In het ontruimde en thans desolate gebied bij Tsjernobyl is de achtergrondstraling nu ongeveer 6 millisievert per jaar. In Ramsar in Iran kan de achtergrondstraling ten gevolge van radon oplopen tot 700 millisievert per jaar. Het enige effect is dat het immuunsysteem van de dorpelingen daar harder werkt. Sanders presenteert nog veel meer bewijs voor stralingshormese, want er zijn talloze voorbeelden te vinden die het mogelijk maken te schatten hoe de kans op kanker van de dosis afhangt, bijvoorbeeld badge-dragende arbeiders in de nucleaire industrie. Er zijn trouwens ook talrijke dierproeven en experimenten met cellen in kweekbakjes en gegevens over bezoekers van thermale baden (waar nogal wat radon is).
De LNT-hypothese kon zo lang standhouden omdat hij berustte op een simpele theorie over kanker. Kanker, zo meende men, werd veroorzaakt doordat één enkele cel door één enkele mutatie fataal ontspoorde. Elk deeltje (gammafoton, elektron, alfadeeltje) heeft een kans om een kankerproces te starten, onafhankelijk van wat er verder gebeurt. Maar zo gaat het niet. Voordat een cel een kankercel wordt, moeten er een heleboel onherstelbare mutaties plaatsvinden, waaronder de uitschakeling van geprogrammeerde celdood (apoptose). Maar als een cel doorkruist wordt door een licht deeltje, leidt dat tot een algehele versterking van verdedigingsmechanismen, ook in naburige cellen. De beschikbaarheid van meer antioxidanten en verbeterde apoptose houdt enkele uren aan, meer reparatie-enzymen blijven enkele dagen in circulatie, en een verbetering van het immuunsysteem duurt enkele maanden. Kennelijk is het netto effect van de schade in de getroffen cellen en de verbeterde verdediging verderop positief bij lage stralingsintensiteit.
De LNT is een extrapolatie naar lage doses, maar er is geen enkel bewijs voor. Met LNT kunnen overheden tegen hoge maatschappelijke kosten overzichtelijke en makkelijk te controleren strenge eisen stellen aan het gebruik van kernenergie. Maar soms loopt dat verkeerd af. Bij de ramp in Tsjernobyl vielen maar weinig doden door straling. Er ontstond wel veel schildklierkanker, die trouwens makkelijk met jodiumpillen te voorkomen was geweest, en maar negen gevallen waren fataal. De aantallen gevallen van kanker bij de 800.000 liquidators lag tot 1998 ongeveer 20 procent onder dat van de gemiddelde bevolking. Daarentegen dreven paniek en angst over de duizend personen tot suïcide. Meer dan 100.000 vrouwen, misschien wel tweemaal zoveel, lieten zich aborteren uit angst voor mismaakte baby’s. Honderdduizenden moesten gedwongen verhuizen, met grote armoede en sociale ontwrichting ten gevolge.

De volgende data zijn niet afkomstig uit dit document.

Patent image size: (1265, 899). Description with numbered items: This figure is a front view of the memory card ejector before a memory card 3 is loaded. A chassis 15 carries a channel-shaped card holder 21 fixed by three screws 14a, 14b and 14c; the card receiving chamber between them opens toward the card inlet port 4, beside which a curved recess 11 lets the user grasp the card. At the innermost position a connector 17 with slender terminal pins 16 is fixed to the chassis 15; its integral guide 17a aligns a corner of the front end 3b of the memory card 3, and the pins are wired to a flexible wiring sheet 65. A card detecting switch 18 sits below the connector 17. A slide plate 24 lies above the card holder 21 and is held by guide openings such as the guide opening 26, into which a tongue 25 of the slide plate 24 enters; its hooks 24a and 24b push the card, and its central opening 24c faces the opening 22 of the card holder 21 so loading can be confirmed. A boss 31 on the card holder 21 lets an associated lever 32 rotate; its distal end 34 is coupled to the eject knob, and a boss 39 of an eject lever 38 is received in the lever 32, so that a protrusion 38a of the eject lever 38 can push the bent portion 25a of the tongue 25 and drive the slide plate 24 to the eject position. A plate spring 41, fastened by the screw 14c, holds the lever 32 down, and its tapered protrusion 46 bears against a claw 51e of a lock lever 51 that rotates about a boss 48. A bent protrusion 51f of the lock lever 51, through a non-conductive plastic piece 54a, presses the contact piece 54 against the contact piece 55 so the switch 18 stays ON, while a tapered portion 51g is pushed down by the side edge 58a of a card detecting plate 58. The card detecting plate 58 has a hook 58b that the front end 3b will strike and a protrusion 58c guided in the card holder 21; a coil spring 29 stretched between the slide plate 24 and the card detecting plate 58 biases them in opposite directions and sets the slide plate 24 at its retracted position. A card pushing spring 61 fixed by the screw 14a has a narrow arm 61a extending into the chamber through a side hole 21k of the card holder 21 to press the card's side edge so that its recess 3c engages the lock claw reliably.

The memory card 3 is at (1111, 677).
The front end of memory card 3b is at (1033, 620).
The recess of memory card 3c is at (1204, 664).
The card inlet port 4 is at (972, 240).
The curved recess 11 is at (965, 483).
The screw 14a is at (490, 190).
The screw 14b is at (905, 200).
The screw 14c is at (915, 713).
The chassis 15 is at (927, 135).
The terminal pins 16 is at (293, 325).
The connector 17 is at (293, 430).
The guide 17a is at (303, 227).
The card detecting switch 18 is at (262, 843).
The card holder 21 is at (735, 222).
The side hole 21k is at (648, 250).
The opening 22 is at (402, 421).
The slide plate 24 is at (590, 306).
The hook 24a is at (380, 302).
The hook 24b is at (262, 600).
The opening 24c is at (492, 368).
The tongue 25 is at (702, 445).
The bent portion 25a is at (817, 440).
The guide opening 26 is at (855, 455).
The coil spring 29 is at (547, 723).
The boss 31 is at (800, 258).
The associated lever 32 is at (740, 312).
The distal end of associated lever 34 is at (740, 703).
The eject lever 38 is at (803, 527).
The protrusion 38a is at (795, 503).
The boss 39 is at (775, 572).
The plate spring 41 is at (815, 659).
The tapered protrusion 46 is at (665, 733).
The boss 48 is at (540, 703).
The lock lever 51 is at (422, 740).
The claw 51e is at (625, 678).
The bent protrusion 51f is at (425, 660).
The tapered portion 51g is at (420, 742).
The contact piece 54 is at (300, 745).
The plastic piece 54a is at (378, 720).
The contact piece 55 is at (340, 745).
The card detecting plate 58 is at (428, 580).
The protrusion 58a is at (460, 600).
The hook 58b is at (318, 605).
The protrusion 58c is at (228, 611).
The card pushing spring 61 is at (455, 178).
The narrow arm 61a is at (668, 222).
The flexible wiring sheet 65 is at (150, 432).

Bovengenoemd boek over stralingshormese heeft de Canadese milieuactivist en felle bestrijder van kernenergie Lawrence Solomon tot het inzicht gebracht dat de leuze ‘Er bestaat geen veilig stralingsniveau’ onjuist is.
Literatuur
Mattson, Mark P. en Edward J. Valabrese, eds. (2010). Hormesis – A revolution in biology, toxicology and medicine. New York, etc.: Springer-Verlag.
Sanders, Charles R. (2010). Radiation Hormesis and the Linear-No-Threshold Assumption. Berlijn, etc.: Springer-Verlag.